POLITICA Europa         Pubblicata il

I nostri guai provengono dall’America




L’angolo di Antonio Di Muro

I guai che si stanno abbattendo sulla nostra economia (e su quella dell’eurozona) provengono dalla lontana America. Sì, è proprio così, anche se l’uomo della strada è di ben altro orientamento. Per molti anni, si è pensato che erano i potenti Stati Uniti a soccorrere il mondo intero in termini finanziari (oltreché militari), forti della solidità e del prestigio del loro dollaro e di una rete import/export che dominava su tutte le altre, non solo in termini di modernità, ma soprattutto per la sua estensione planetaria.
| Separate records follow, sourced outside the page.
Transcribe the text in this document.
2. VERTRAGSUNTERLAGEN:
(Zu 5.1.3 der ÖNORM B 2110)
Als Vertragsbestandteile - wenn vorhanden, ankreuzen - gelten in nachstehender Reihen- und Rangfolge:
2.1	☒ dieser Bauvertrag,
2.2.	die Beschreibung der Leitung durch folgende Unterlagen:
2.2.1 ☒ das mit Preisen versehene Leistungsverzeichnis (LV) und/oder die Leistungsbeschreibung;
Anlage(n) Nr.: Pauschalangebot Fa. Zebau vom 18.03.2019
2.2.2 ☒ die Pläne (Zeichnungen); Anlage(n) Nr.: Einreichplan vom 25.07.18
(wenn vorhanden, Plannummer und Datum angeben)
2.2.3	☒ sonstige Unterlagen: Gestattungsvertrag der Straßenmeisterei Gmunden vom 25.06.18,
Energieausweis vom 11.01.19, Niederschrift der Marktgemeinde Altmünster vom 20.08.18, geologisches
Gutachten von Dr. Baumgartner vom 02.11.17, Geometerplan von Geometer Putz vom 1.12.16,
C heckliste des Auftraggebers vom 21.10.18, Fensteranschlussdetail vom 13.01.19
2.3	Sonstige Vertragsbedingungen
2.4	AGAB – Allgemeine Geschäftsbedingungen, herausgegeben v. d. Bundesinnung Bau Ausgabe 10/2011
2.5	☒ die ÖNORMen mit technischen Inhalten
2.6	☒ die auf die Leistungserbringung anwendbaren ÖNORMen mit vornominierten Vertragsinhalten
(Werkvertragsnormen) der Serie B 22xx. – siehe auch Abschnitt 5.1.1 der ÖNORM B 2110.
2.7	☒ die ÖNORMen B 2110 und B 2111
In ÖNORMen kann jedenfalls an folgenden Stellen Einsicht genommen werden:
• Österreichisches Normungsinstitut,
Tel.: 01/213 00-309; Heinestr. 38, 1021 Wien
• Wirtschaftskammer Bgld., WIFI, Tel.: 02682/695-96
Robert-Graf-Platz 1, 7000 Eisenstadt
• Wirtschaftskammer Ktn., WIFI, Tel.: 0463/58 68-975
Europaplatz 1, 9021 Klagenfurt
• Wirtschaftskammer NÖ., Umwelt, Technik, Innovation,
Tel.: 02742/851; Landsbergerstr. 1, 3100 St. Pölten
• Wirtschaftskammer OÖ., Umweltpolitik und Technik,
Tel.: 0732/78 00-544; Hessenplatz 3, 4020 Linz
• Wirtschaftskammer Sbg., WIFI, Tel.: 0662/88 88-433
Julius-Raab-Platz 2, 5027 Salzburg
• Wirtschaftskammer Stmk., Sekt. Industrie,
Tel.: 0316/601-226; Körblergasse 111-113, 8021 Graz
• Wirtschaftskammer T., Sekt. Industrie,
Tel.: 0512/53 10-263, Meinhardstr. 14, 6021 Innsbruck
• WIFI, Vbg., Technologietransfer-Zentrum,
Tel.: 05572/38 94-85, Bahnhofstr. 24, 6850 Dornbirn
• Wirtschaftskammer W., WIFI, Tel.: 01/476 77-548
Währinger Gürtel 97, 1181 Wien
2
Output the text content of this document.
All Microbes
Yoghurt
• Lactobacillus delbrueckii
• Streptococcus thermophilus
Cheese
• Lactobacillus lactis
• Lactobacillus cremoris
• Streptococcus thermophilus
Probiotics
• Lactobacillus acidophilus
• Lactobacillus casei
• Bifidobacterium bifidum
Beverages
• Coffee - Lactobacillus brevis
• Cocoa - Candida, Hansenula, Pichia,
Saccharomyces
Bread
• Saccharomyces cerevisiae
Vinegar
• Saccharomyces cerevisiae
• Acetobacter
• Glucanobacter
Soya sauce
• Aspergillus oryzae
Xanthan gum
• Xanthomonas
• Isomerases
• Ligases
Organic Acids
Certamente, non si deve scordare che dopo il periodo bellico l’America ci ha dato non una ma due mani nel risollevarci, come ha avuto modo di affermare in diverse occasioni l’allora ministro del Tesoro repubblicano Ugo La Malfa. Ma, questa riconoscenza non deve esporci ad una analisi dentro la quale prevalga eterna gratitudine, oscurando quegli elementi che oggi obiettivamente ci stanno portando a ripercorrere i sentieri della povertà.  Da noi pensiamo che le colpe della determinazione e dell’aggravarsi del debito pubblico dipendano dai governi che si sono alternati alla guida della cosa pubblica, soprattutto negli ultimi anni. Un po’ è così, ma non è tutto. Da un decennio viviamo nel pieno di una serie di bolle speculative che hanno destabilizzato il mercato: internet, immobiliare, la sub-bolla delle materie prime, la speculazione sui debiti sovrani. 
Queste hanno determinato un deterioramento complessivo del mercato europeo che è l’espressione - come più autorevolmente sostiene l’ex ministro Renato Brunetta - di una entità disomogenea, nella quale ci sono paesi penalizzati come l’Italia e Spagna. Si parla tanto di spread, che non dipende da questo o quel governo (Berlusconi meno bravo di Monti e viceversa), ma dalla debolezza della gestione europea. Le cause sono tante. Spesso sul banco degli imputati va la politica monetaria, come quando si sottolinea che la FED (Federal Reserve, Banca Centrale degli Stati Uniti) è diversa dalla BCE (Banca Centrale Europea); la FED è autorizzata ad immettere liquidità sul mercato nei casi di necessità; la BCE, invece, non funge da garante del solvibilità degli Stati dell’eurozona.  All’interno di questi meccanismi non c’è una visione politica unitaria. Anzi, succede il contrario, nel senso che dalla crisi ciascuno stato membro tenta di ottenere un risultato che migliori la propria situazione interna, specie quando si parte da una posizione di forza come quella che esprime oggi la Germania. E’ troppo evidente che si vogliono salvare le economie dal fallimento col conseguente trascinamento dell’euro, occorre approvare e condividere linee di comportamento omogenee, incominciando a trovare punti concordi sui modelli legislativi. Sino a quando non si farà questo le reiterate manovre non serviranno a nulla e ci porteranno diritti alla recessione complessiva dalla quale nessuno si salverà.